Leberkrankheiten sind aufgrund hoher Morbidität und Mortalität von außerordentlichem sozio­öko­no­mischem Interesse; in Deutschland übersteigt die Zahl chronisch Leber­kranker eine Million. Von besonderer Bedeutung sind dabei nicht nur viral-, alkohol- und autoim­munbedingte Leberschäden, sondern in zunehmendem Maße auch Leberschäden auf dem Boden eines geänderten Ernährungsverhaltens in Zivilisationsländern. Unabhängig von ihrer Ursache verlaufen Leberkrankheiten meist chronisch und sind durch eine langsam progrediente Funktionseinschränkung der Leber, die Folgen einer gestörten Leberhämody­namik und vielfältige Rückwirkungen auf die Funktion anderer Organsysteme (z.B. Niere, Gehirn, Herz-Kreislauf, Endokrinium) gekennzeichnet. Ein Beispiel hierfür ist die hepatische Enzephalopathie, ein wenig verstandenes neuropsy­chi­atrisches Krankheitsbild wechselnder Schwere, welches bei 30-70 % der Leberzirrho­sepa­tienten nachweisbar ist.
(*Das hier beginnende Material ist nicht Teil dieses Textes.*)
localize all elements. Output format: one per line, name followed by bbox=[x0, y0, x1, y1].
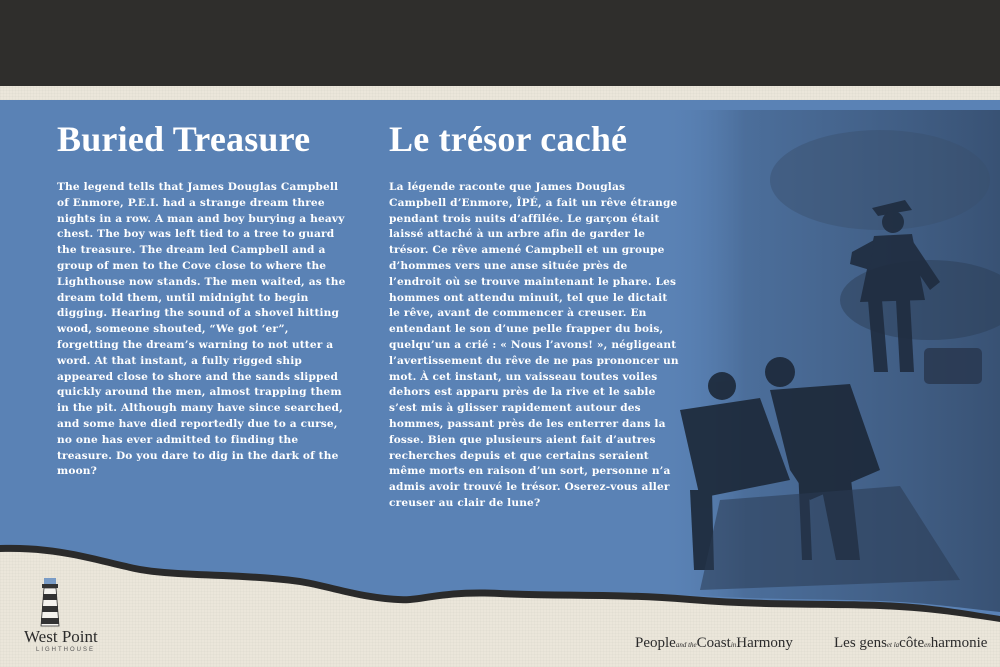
tagline-connector: en bbox=[924, 641, 931, 649]
english-column bbox=[57, 118, 347, 480]
french-body: La légende raconte que James Douglas Campbell d’Enmore, ÎPÉ, a fait un rêve étrange pendant trois nuits d’affilée. Le garçon était laissé attaché à un arbre afin de garder le trésor. Ce rêve amené Campbell et un groupe d’hommes vers une anse située près de l’endroit où se trouve maintenant le phare. Les hommes ont attendu minuit, tel que le dictait le rêve, avant de commencer à creuser. En entendant le son d’une pelle frapper du bois, quelqu’un a crié : « Nous l’avons! », négligeant l’avertissement du rêve de ne pas prononcer un mot. À cet instant, un vaisseau toutes voiles dehors est apparu près de la rive et le sable s’est mis à glisser rapidement autour des hommes, passant près de les enterrer dans la fosse. Bien que plusieurs aient fait d’autres recherches depuis et que certains seraient même morts en raison d’un sort, personne n’a admis avoir trouvé le trésor. Oserez-vous aller creuser au clair de lune? bbox=[389, 181, 679, 509]
tagline-word: harmonie bbox=[930, 635, 988, 651]
french-column bbox=[389, 118, 679, 512]
tagline-connector: et la bbox=[886, 641, 900, 649]
tagline-word: Coast bbox=[696, 635, 731, 651]
french-title: Le trésor caché bbox=[389, 119, 628, 159]
tagline-connector: and the bbox=[675, 641, 697, 649]
tagline-word: Harmony bbox=[736, 635, 793, 651]
english-title: Buried Treasure bbox=[57, 119, 311, 159]
english-tagline bbox=[635, 635, 793, 652]
tagline-word: Les gens bbox=[834, 635, 887, 651]
english-body: The legend tells that James Douglas Campbell of Enmore, P.E.I. had a strange dream three nights in a row. A man and boy burying a heavy chest. The boy was left tied to a tree to guard the treasure. The dream led Campbell and a group of men to the Cove close to where the Lighthouse now stands. The men waited, as the dream told them, until midnight to begin digging. Hearing the sound of a shovel hitting wood, someone shouted, “We got ‘er”, forgetting the dream’s warning to not utter a word. At that instant, a fully rigged ship appeared close to shore and the sands slipped quickly around the men, almost trapping them in the pit. Although many have since searched, and some have died reportedly due to a curse, no one has ever admitted to finding the treasure. Do you dare to dig in the dark of the moon? bbox=[57, 181, 346, 478]
tagline-word: People bbox=[635, 635, 676, 651]
tagline-word: côte bbox=[899, 635, 925, 651]
tagline-connector: in bbox=[730, 641, 737, 649]
treasure-diggers-illustration bbox=[660, 110, 1000, 612]
logo-name: West Point bbox=[24, 627, 98, 646]
logo-subtitle: LIGHTHOUSE bbox=[36, 647, 96, 653]
french-tagline bbox=[834, 635, 987, 652]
Gemeinsames Ziel aller am SFB 575 beteiligten Teilprojekte ist es, mit Hilfe grundlagenwissenschaftlicher Methoden neue Erkenntnisse über die Funktion der normalen Leber zu erarbeiten sowie die molekularen Mechanismen zu untersuchen, die im Gefolge von Leberschädigungen zu klinisch relevanten Störungen führen. Mit den gewonnenen Erkenntnissen soll eine Grundlage zur Entwicklung neuer therapeutischer Strategien bei Leber­krankheiten geschaffen werden. Ein besonderes Augenmerk verdienen dabei die komplexen Kommuni­kations- und Signalmechanismen innerhalb der Einzelzelle und  zwischen den verschiedenen Leberzelltypen untereinander.Angesichts der Komplexität von Leberaufbau und -funktion und des breiten Spektrums chronischer und akuter Leberkrankheiten mit ihren vielfältigen intra- und extrahepatischen Manifestationen verfolgt der SFB eine thematische Fokussierung, die sich in der Gliederung in drei Projektbereiche mit Schwerpunktsetzungen auf Transport und Stoffwechsel (Projektbereich A), Mechanismen der Leberschädigung und -protektion (Projektbereich B) und Pathogenese der hepatischen Enzephalopathie (Projektbereich C)  widerspiegelt. Dabei stehen projektbereichsübergreifend die Themen Signalübermittlung und Crosstalk, Proteinmodifikation, Bedeu­tung der Zellhydratation für physiologische und pathophysiologische Abläufe, Zytoprotektion und die Regulation der Genexpression im Vordergrund. Ebenfalls projektbereichsübergreifend kommt ein breites Spektrum bildgebender Verfahren (Einzelzellfluoreszenz, konfokale Laserscanningmikroskopie, intravitale Fluores­zenzmikro­sko­pie, Fluoreszenzresonanzenergietransfer, Magnetencephalographie und Positronenemissionstomo­graphie) zum Einsatz, was zusammen mit zell- und molekularbiologischen Methoden die integrative Bearbeitung des Themas an experimentellen Systemen steigender Komplexität erlaubt.Diese Merkmale:

  • Fokussierung auf Signalübertragung, Zellhydratation und Zellfunktion,
  • Integration experimenteller Systeme zunehmender Komplexität,
  • Einsatz aufwendiger bildgebender Verfahren,

ziehen sich wie ein roter Faden durch die Gesamtinitiative und bedingen vielfältige the­matische und methodische Interaktionen zwischen den Teilprojekten und Projektbe­reichen, so dass eine intensive multidisziplinäre Bearbeitung hepatologischer Fragestellungen durch den SFB gewähr­leistet ist.